Cancer Stem Cells and Epithelial Ovarian Cancer

1Gynaecological Cancer Research Laboratory, EGA UCL Institute for Women's Health, London WC1E 6DD, UK
2King's College School of Medicine, Guy's Hospital, London SE1 9RT, UK

Received 15 June 2010; Accepted 9 November 2010

Academic Editor: Peter E. Schwartz

Copyright © 2010 Sheetal Dyall et al. This is an open access article distributed under the Creative Commons Attribution License, which permits unrestricted use, distribution, and reproduction in any medium, provided the original work is properly cited.


The cancer stem cell hypothesis is becoming more widely accepted as a model for carcinogenesis.
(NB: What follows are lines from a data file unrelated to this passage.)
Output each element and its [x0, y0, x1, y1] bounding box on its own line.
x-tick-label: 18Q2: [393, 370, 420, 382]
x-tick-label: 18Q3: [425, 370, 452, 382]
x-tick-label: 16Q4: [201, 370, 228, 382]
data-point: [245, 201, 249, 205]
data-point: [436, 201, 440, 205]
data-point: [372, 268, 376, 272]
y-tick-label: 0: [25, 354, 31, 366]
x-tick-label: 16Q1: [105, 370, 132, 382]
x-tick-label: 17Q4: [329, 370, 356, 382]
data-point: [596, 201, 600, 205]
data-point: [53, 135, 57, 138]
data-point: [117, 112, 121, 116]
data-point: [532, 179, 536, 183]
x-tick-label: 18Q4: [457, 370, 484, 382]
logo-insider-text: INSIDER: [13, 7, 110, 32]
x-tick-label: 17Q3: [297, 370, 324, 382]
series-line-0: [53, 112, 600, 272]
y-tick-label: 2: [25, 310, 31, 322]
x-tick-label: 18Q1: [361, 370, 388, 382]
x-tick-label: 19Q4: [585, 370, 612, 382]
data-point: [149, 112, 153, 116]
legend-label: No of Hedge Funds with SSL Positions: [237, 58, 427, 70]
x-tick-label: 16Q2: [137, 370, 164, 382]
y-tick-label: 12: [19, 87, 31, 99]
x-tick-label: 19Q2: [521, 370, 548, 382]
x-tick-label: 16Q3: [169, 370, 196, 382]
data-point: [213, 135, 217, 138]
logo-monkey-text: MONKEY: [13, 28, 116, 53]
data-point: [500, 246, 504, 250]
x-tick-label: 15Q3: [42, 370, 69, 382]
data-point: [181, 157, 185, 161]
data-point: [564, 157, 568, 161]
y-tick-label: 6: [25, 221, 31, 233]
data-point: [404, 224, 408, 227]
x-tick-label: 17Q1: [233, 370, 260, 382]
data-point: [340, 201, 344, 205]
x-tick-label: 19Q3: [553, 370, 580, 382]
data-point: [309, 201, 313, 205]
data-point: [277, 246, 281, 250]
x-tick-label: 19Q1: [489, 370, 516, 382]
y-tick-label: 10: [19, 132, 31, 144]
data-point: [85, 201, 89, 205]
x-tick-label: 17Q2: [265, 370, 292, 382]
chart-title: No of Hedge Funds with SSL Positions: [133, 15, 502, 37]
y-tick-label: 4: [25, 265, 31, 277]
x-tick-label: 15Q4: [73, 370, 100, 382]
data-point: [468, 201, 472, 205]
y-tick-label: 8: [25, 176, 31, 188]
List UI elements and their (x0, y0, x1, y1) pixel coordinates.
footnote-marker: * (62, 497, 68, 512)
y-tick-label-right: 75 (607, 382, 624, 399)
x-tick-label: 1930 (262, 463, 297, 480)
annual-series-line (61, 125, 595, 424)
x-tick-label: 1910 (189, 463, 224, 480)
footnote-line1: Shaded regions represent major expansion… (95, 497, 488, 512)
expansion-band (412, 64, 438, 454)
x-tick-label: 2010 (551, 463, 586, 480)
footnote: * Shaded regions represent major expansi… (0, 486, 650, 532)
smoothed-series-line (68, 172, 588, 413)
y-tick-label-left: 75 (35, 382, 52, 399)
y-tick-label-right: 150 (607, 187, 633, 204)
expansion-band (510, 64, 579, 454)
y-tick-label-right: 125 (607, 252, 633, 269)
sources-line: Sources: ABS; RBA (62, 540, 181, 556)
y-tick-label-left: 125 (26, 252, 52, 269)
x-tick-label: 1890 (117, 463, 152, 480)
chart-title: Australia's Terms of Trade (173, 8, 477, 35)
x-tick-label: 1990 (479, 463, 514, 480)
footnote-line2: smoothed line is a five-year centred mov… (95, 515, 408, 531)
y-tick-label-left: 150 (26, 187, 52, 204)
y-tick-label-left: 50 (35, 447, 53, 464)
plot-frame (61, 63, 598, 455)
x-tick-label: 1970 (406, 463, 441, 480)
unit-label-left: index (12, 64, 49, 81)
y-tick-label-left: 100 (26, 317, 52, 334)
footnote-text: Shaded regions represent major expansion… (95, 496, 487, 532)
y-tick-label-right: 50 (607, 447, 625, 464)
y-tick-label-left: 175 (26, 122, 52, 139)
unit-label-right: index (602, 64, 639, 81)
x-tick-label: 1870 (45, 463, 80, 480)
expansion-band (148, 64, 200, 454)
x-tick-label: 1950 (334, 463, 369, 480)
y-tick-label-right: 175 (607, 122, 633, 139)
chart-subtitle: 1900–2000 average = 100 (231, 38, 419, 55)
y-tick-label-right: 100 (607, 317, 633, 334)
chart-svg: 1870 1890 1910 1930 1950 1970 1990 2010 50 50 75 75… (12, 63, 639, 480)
Tumours are heterogeneous both at the molecular and cellular level, containing a small population of cells that possess highly tumourigenic “stem-cell” properties. Cancer stem cells (CSCs), or tumour-initiating cells, have the ability to self-renew, generate xenografts reminiscent of the primary tumour that they were derived from, and are chemoresistant. The characterisation of the CSC population within a tumour that drives its growth could provide novel target therapeutics against these cells specifically, eradicating the cancer completely. There have been several reports describing the isolation of putative cancer stem cell populations in several cancers; however, no defined set of markers has been identified that conclusively characterises “stem-like” cancer cells. This paper highlights the current experimental approaches that have been used in the field and discusses their limitations, with specific emphasis on the identification and characterisation of the CSC population in epithelial ovarian cancer.